50-years ago they trade a grilled cheese for a painting. Now it's worth a small fortune.

Irene and Tony Demas regularly traded food at their restaurant in exchange for crafts. It paid off big time.

Photo by Gio Bartlett on Unsplash

Painting traded for grilled cheese worth thousands.

The grilled cheese at Irene and Tony Demas’ restaurant was truly something special. The combination of freshly baked artisan bread and 5-year-old cheddar was enough to make anyone’s mouth water, but no one was nearly as devoted to the item as the restaurant’s regular, John Kinnear.

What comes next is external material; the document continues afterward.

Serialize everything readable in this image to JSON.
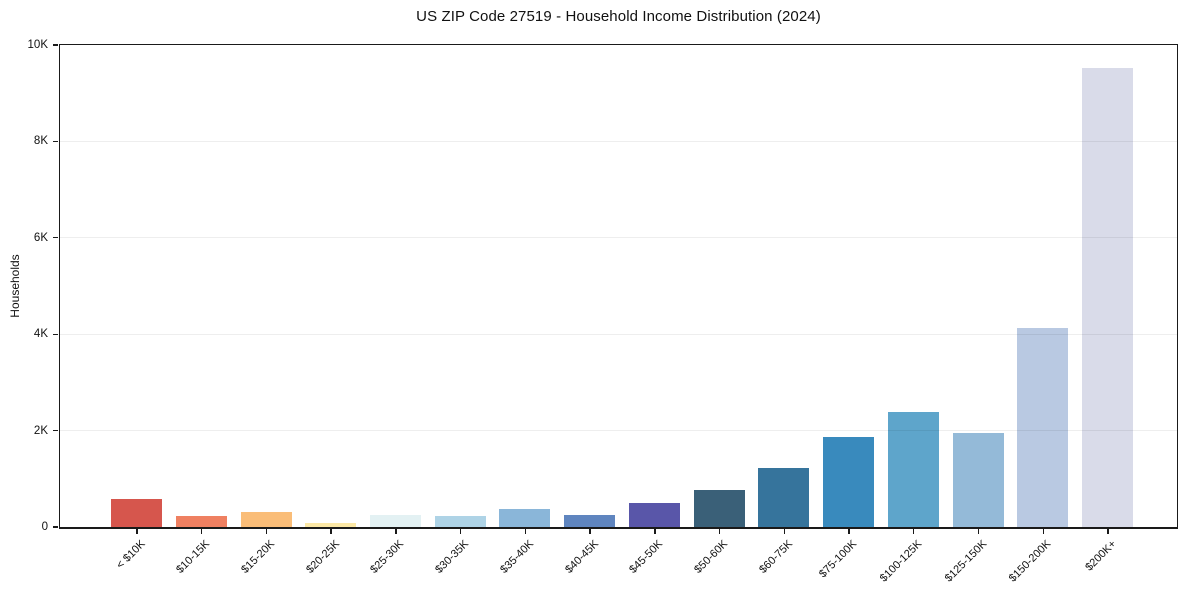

Kinnear loved the London, Ontario restaurant's grilled cheese so much that he ordered it every single day, though he wouldn’t always pay for it in cash. The Demases were well known for bartering their food in exchange for odds and ends from local craftspeople and merchants.

“Everyone supported everyone back then,” Irene told the Guardian, saying that the couple would often trade free soup and a sandwich for fresh flowers. Two different kinds of nourishment, you might say.

And so, in the 1970s the Demases made a deal with Kinnear that he could pay them for his grilled cheese sandwiches with artwork. Being a painter himself and part of an art community, Kinnear would never run out of that currency.

Little did Kinnear—or anyone—know, eventually he would give the Demases a painting worth an entire lifetime's supply of grilled cheeses. And then some.